With the shrinking of the core technology, leading to the mySEM’s compact nature, “[Novelx] is distributing nanoscale imaging capabilities closer to where people are actually doing work in their labs,” says Rynne. Novelx’s objective for the mySEM was to make it like today’s PCs, where the user can do everything right in their laps.

JEOL NeoScope

JEOL's NeoScope

Filling the gap between the light optical microscope and the traditional scanning electron microscope, the NeoScope, developed by JEOL and represented by Nikon Instruments, was created as an economical, easy-to-use benchtop SEM, with an expanded depth of field compared to conventional optical scopes. Since many users of optical scopes have never used electron scopes, the NeoScope was designed with the user in mind.
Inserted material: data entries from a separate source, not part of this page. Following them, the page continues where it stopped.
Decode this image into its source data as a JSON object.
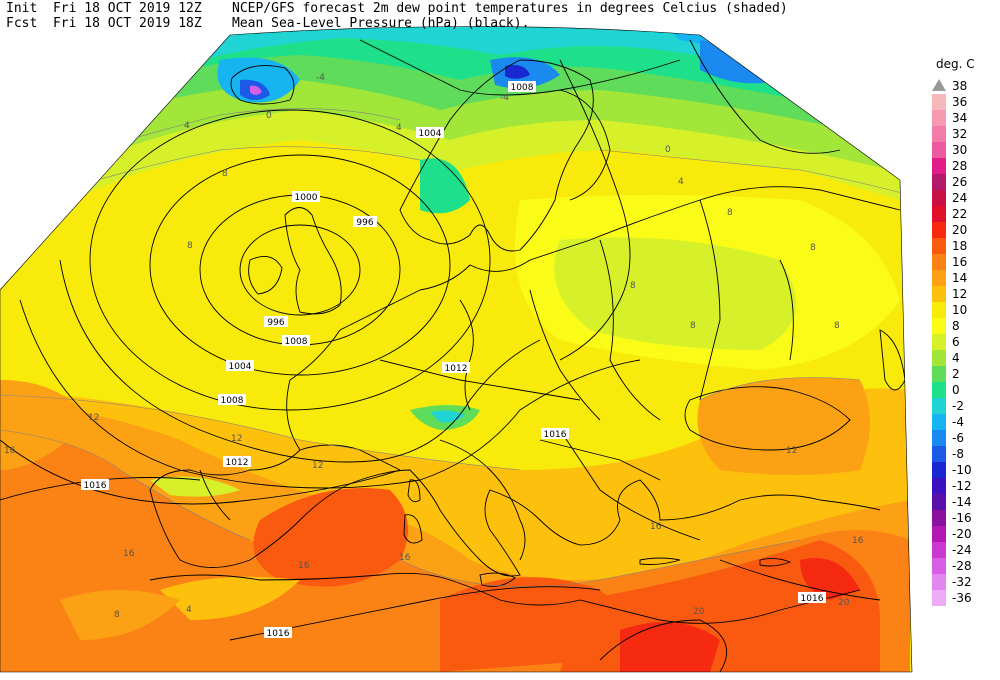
{
  "header": {
    "init_label": "Init",
    "init_value": "Fri 18 OCT 2019 12Z",
    "fcst_label": "Fcst",
    "fcst_value": "Fri 18 OCT 2019 18Z",
    "line1": "NCEP/GFS forecast 2m dew point temperatures in degrees Celcius (shaded)",
    "line2": "Mean Sea-Level Pressure (hPa) (black)."
  },
  "legend": {
    "unit": "deg. C",
    "levels": [
      {
        "label": "38",
        "color": "#9a9a9a"
      },
      {
        "label": "36",
        "color": "#f7b8bc"
      },
      {
        "label": "34",
        "color": "#f59ab0"
      },
      {
        "label": "32",
        "color": "#f27ba8"
      },
      {
        "label": "30",
        "color": "#ee5aa0"
      },
      {
        "label": "28",
        "color": "#e11d8a"
      },
      {
        "label": "26",
        "color": "#b4186a"
      },
      {
        "label": "24",
        "color": "#c81044"
      },
      {
        "label": "22",
        "color": "#e0102a"
      },
      {
        "label": "20",
        "color": "#f52a10"
      },
      {
        "label": "18",
        "color": "#fa5a10"
      },
      {
        "label": "16",
        "color": "#fb8214"
      },
      {
        "label": "14",
        "color": "#fca114"
      },
      {
        "label": "12",
        "color": "#fdc00c"
      },
      {
        "label": "10",
        "color": "#f8ea0a"
      },
      {
        "label": "8",
        "color": "#fbfb18"
      },
      {
        "label": "6",
        "color": "#d6f02a"
      },
      {
        "label": "4",
        "color": "#a2e63a"
      },
      {
        "label": "2",
        "color": "#5fdc5a"
      },
      {
        "label": "0",
        "color": "#1ee08a"
      },
      {
        "label": "-2",
        "color": "#20d4d4"
      },
      {
        "label": "-4",
        "color": "#16b4f0"
      },
      {
        "label": "-6",
        "color": "#1a8af0"
      },
      {
        "label": "-8",
        "color": "#1a5ae6"
      },
      {
        "label": "-10",
        "color": "#1a28d2"
      },
      {
        "label": "-12",
        "color": "#3c10c0"
      },
      {
        "label": "-14",
        "color": "#5a10a8"
      },
      {
        "label": "-16",
        "color": "#8a10a0"
      },
      {
        "label": "-20",
        "color": "#b418b4"
      },
      {
        "label": "-24",
        "color": "#cc38d2"
      },
      {
        "label": "-28",
        "color": "#d85ee6"
      },
      {
        "label": "-32",
        "color": "#e486f0"
      },
      {
        "label": "-36",
        "color": "#eeaaf8"
      }
    ]
  },
  "isobar_labels": [
    "1004",
    "1000",
    "996",
    "996",
    "1008",
    "1004",
    "1008",
    "1012",
    "1012",
    "1016",
    "1016",
    "1016",
    "1008",
    "1016"
  ],
  "temp_labels": [
    "-4",
    "-4",
    "0",
    "4",
    "4",
    "0",
    "8",
    "8",
    "8",
    "4",
    "8",
    "8",
    "8",
    "12",
    "12",
    "12",
    "12",
    "16",
    "16",
    "16",
    "16",
    "16",
    "16",
    "20",
    "20",
    "8",
    "4",
    "8"
  ],
  "colors": {
    "coast": "#000000",
    "isobar": "#000000",
    "contour": "#808080"
  }
}
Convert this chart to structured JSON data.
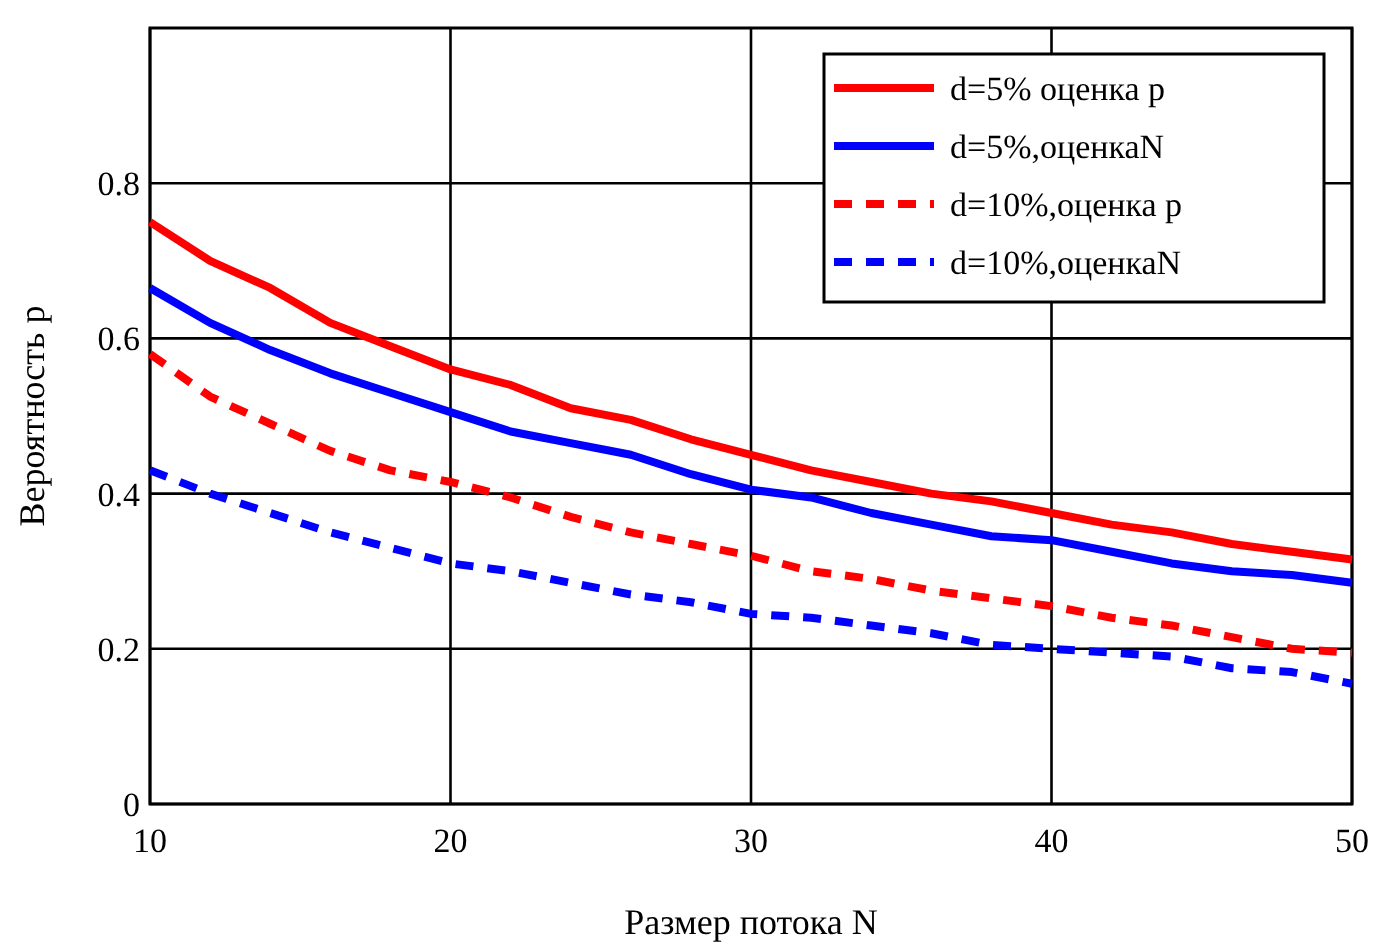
{
  "chart_data": {
    "type": "line",
    "xlabel": "Размер потока N",
    "ylabel": "Вероятность р",
    "x": [
      10,
      12,
      14,
      16,
      18,
      20,
      22,
      24,
      26,
      28,
      30,
      32,
      34,
      36,
      38,
      40,
      42,
      44,
      46,
      48,
      50
    ],
    "xlim": [
      10,
      50
    ],
    "xticks": [
      10,
      20,
      30,
      40,
      50
    ],
    "ylim": [
      0,
      1
    ],
    "yticks": [
      0,
      0.2,
      0.4,
      0.6,
      0.8
    ],
    "grid": true,
    "legend": "top right",
    "series": [
      {
        "name": "d=5% оценка p",
        "color": "#ff0000",
        "line_style": "solid",
        "values": [
          0.75,
          0.7,
          0.665,
          0.62,
          0.59,
          0.56,
          0.54,
          0.51,
          0.495,
          0.47,
          0.45,
          0.43,
          0.415,
          0.4,
          0.39,
          0.375,
          0.36,
          0.35,
          0.335,
          0.325,
          0.315
        ]
      },
      {
        "name": "d=5%,оценкаN",
        "color": "#0000ff",
        "line_style": "solid",
        "values": [
          0.665,
          0.62,
          0.585,
          0.555,
          0.53,
          0.505,
          0.48,
          0.465,
          0.45,
          0.425,
          0.405,
          0.395,
          0.375,
          0.36,
          0.345,
          0.34,
          0.325,
          0.31,
          0.3,
          0.295,
          0.285
        ]
      },
      {
        "name": "d=10%,оценка p",
        "color": "#ff0000",
        "line_style": "dashed",
        "values": [
          0.58,
          0.525,
          0.49,
          0.455,
          0.43,
          0.415,
          0.395,
          0.37,
          0.35,
          0.335,
          0.32,
          0.3,
          0.29,
          0.275,
          0.265,
          0.255,
          0.24,
          0.23,
          0.215,
          0.2,
          0.195
        ]
      },
      {
        "name": "d=10%,оценкаN",
        "color": "#0000ff",
        "line_style": "dashed",
        "values": [
          0.43,
          0.4,
          0.375,
          0.35,
          0.33,
          0.31,
          0.3,
          0.285,
          0.27,
          0.26,
          0.245,
          0.24,
          0.23,
          0.22,
          0.205,
          0.2,
          0.195,
          0.19,
          0.175,
          0.17,
          0.155
        ]
      }
    ]
  }
}
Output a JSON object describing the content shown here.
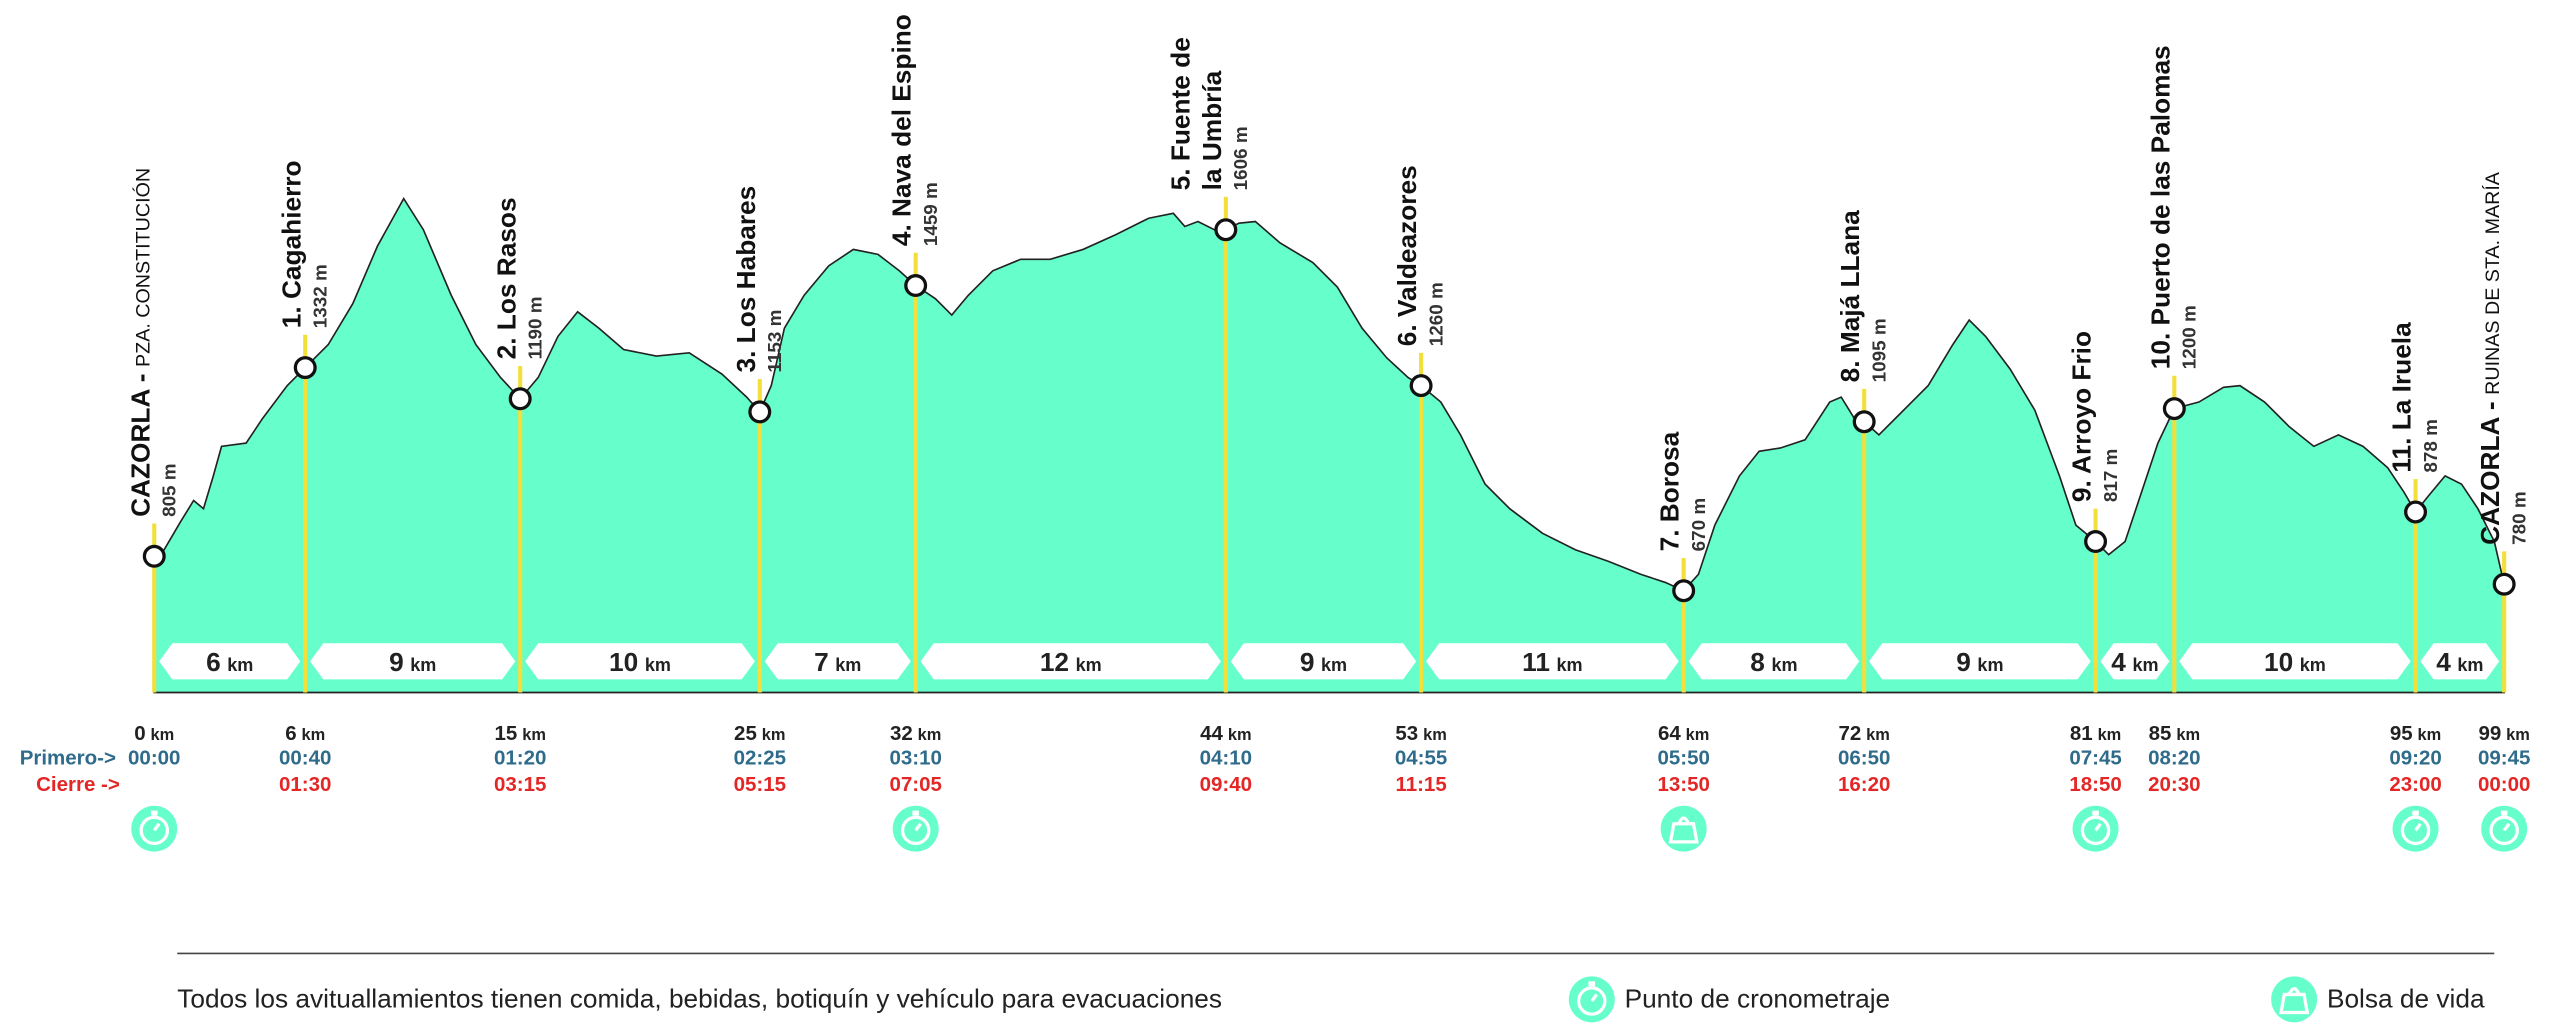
{
  "units": {
    "km": "km"
  },
  "row_labels": {
    "primero": "Primero->",
    "cierre": "Cierre ->"
  },
  "checkpoints": [
    {
      "name": [
        "CAZORLA -"
      ],
      "place": "PZA. CONSTITUCIÓN",
      "altitude": "805 m",
      "km": "0",
      "primero": "00:00",
      "icon": "timer"
    },
    {
      "name": [
        "1. Cagahierro"
      ],
      "altitude": "1332 m",
      "km": "6",
      "primero": "00:40",
      "cierre": "01:30"
    },
    {
      "name": [
        "2. Los Rasos"
      ],
      "altitude": "1190 m",
      "km": "15",
      "primero": "01:20",
      "cierre": "03:15"
    },
    {
      "name": [
        "3. Los Habares"
      ],
      "altitude": "1153 m",
      "km": "25",
      "primero": "02:25",
      "cierre": "05:15"
    },
    {
      "name": [
        "4. Nava del Espino"
      ],
      "altitude": "1459 m",
      "km": "32",
      "primero": "03:10",
      "cierre": "07:05",
      "icon": "timer"
    },
    {
      "name": [
        "5. Fuente de",
        "la Umbría"
      ],
      "altitude": "1606 m",
      "km": "44",
      "primero": "04:10",
      "cierre": "09:40"
    },
    {
      "name": [
        "6. Valdeazores"
      ],
      "altitude": "1260 m",
      "km": "53",
      "primero": "04:55",
      "cierre": "11:15"
    },
    {
      "name": [
        "7. Borosa"
      ],
      "altitude": "670 m",
      "km": "64",
      "primero": "05:50",
      "cierre": "13:50",
      "icon": "bag"
    },
    {
      "name": [
        "8. Majá LLana"
      ],
      "altitude": "1095 m",
      "km": "72",
      "primero": "06:50",
      "cierre": "16:20"
    },
    {
      "name": [
        "9. Arroyo Frio"
      ],
      "altitude": "817 m",
      "km": "81",
      "primero": "07:45",
      "cierre": "18:50",
      "icon": "timer"
    },
    {
      "name": [
        "10. Puerto de las Palomas"
      ],
      "altitude": "1200 m",
      "km": "85",
      "primero": "08:20",
      "cierre": "20:30"
    },
    {
      "name": [
        "11. La Iruela"
      ],
      "altitude": "878 m",
      "km": "95",
      "primero": "09:20",
      "cierre": "23:00",
      "icon": "timer"
    },
    {
      "name": [
        "CAZORLA -"
      ],
      "place": "RUINAS DE STA. MARÍA",
      "altitude": "780 m",
      "km": "99",
      "primero": "09:45",
      "cierre": "00:00",
      "icon": "timer"
    }
  ],
  "segments": [
    "6",
    "9",
    "10",
    "7",
    "12",
    "9",
    "11",
    "8",
    "9",
    "4",
    "10",
    "4"
  ],
  "footer": {
    "note": "Todos los avituallamientos tienen comida, bebidas, botiquín y vehículo para evacuaciones",
    "legend": [
      {
        "icon": "timer",
        "label": "Punto de cronometraje"
      },
      {
        "icon": "bag",
        "label": "Bolsa de vida"
      }
    ]
  }
}
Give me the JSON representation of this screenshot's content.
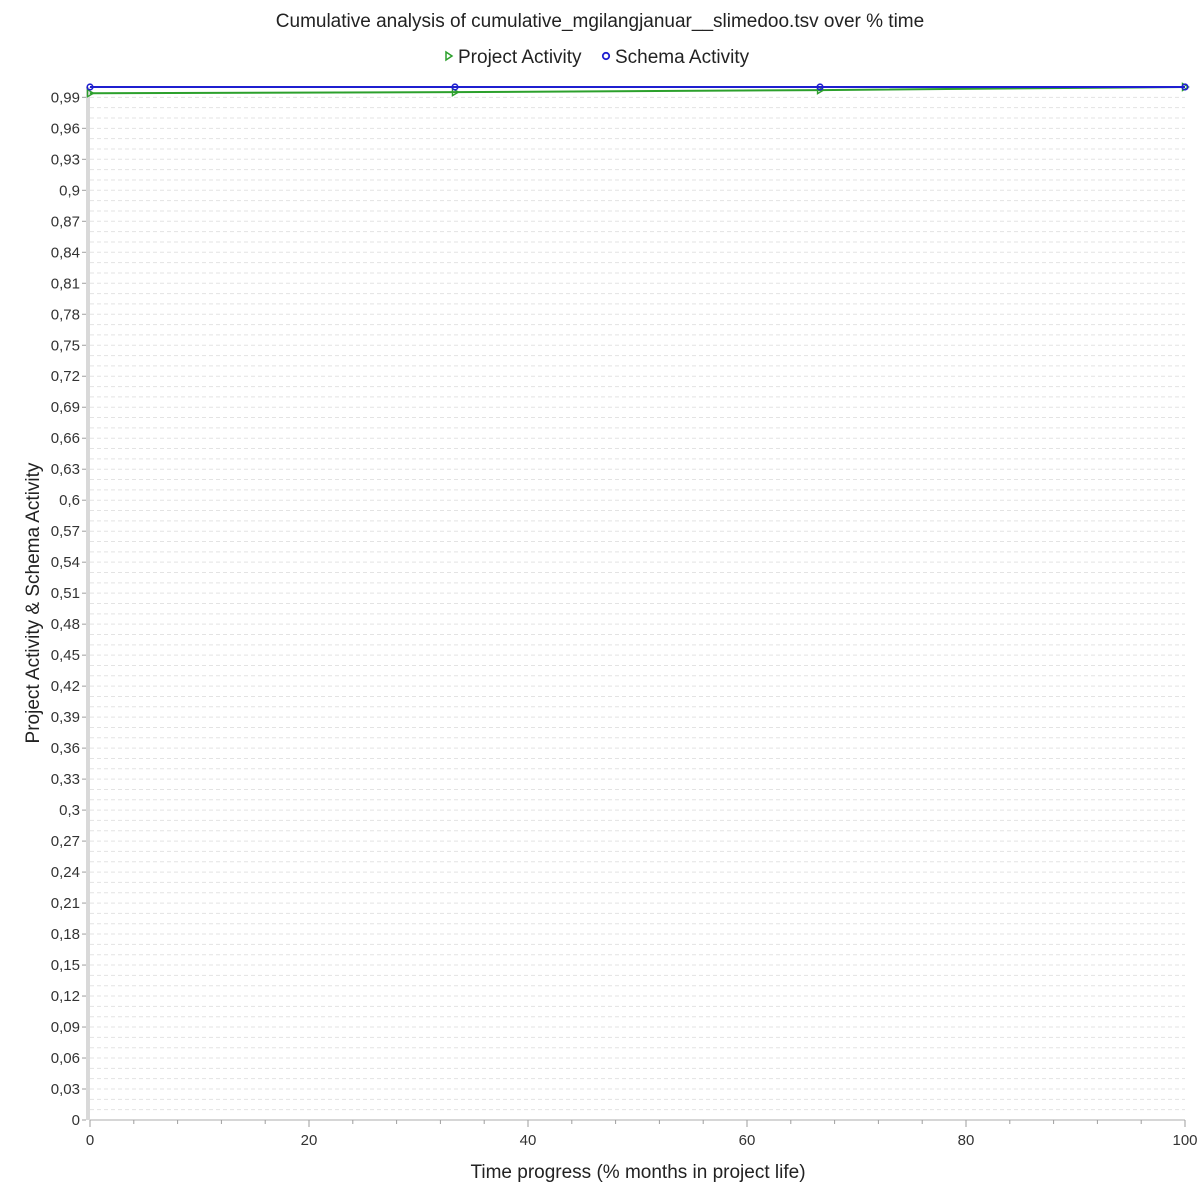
{
  "chart_data": {
    "type": "line",
    "title": "Cumulative analysis of cumulative_mgilangjanuar__slimedoo.tsv over % time",
    "xlabel": "Time progress (% months in project life)",
    "ylabel": "Project Activity & Schema Activity",
    "xlim": [
      0,
      100
    ],
    "ylim": [
      0,
      1.0
    ],
    "x_ticks": [
      0,
      20,
      40,
      60,
      80,
      100
    ],
    "x_tick_labels": [
      "0",
      "20",
      "40",
      "60",
      "80",
      "100"
    ],
    "y_ticks": [
      0,
      0.03,
      0.06,
      0.09,
      0.12,
      0.15,
      0.18,
      0.21,
      0.24,
      0.27,
      0.3,
      0.33,
      0.36,
      0.39,
      0.42,
      0.45,
      0.48,
      0.51,
      0.54,
      0.57,
      0.6,
      0.63,
      0.66,
      0.69,
      0.72,
      0.75,
      0.78,
      0.81,
      0.84,
      0.87,
      0.9,
      0.93,
      0.96,
      0.99
    ],
    "y_tick_labels": [
      "0",
      "0,03",
      "0,06",
      "0,09",
      "0,12",
      "0,15",
      "0,18",
      "0,21",
      "0,24",
      "0,27",
      "0,3",
      "0,33",
      "0,36",
      "0,39",
      "0,42",
      "0,45",
      "0,48",
      "0,51",
      "0,54",
      "0,57",
      "0,6",
      "0,63",
      "0,66",
      "0,69",
      "0,72",
      "0,75",
      "0,78",
      "0,81",
      "0,84",
      "0,87",
      "0,9",
      "0,93",
      "0,96",
      "0,99"
    ],
    "grid": true,
    "legend_position": "top-center",
    "reference_line": {
      "y": 1.0,
      "style": "dashed",
      "color": "#000000"
    },
    "series": [
      {
        "name": "Project Activity",
        "color": "#2ca02c",
        "marker": "triangle-right",
        "x": [
          0,
          33.33,
          66.67,
          100
        ],
        "y": [
          0.994,
          0.995,
          0.997,
          1.0
        ]
      },
      {
        "name": "Schema Activity",
        "color": "#1f1fd0",
        "marker": "circle",
        "x": [
          0,
          33.33,
          66.67,
          100
        ],
        "y": [
          1.0,
          1.0,
          1.0,
          1.0
        ]
      }
    ]
  }
}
Whereas in optical microscopy users “could get 1,000, maybe 1,500, at a stretch, in magnification, the NeoScope offers 20,000 in magnification,” claims Edwards. The NeoScope also offers a depth-of-field that would allow users to visualize a whole object that could expand to 2, 3, or 4 mm, and a resolution of 25 nm. However, it is the software that comes along with the instrument that promotes user-friendliness.

The NeoScope’s software is quite different from current full lab SEM software in that JEOL “wanted to set it up as if the user was standing behind a pocket digital camera,” says Edwards. Even the appearance of the user interface is that of a back side of a digital camera, which makes the software virtually familiar to any user of the NeoScope that has used a digital pocket camera.

Like the mySEM, the NeoScope earns its benchtop label because JEOL was able to take a cabinet about five feet tall and about three feet wide and shrink the electronics and electron optical components down to a single 20” box.  “This speaks to electronics miniaturization and the machining of lenses and coils,” says Edwards.  The NeoScope column is less than a foot in length.

While the benchtop SEM microscope market is still “in its infancy,” according to Edwards, the trends within this market are beginning to develop. While JEOL is seeing more requests from customers to “supply add ons to [their] NeoScope product,” says Edwards; Novelx is seeing a push for more benchtop products like the mySEM that can image at a nano-scale level. However, both companies agree, that the benchtop SEM market is growing, allowing SEMs to move to the next level of microscopy.

Published in R & D magazine: Vol. 51, No. 7, December, 2009, pp.22-23.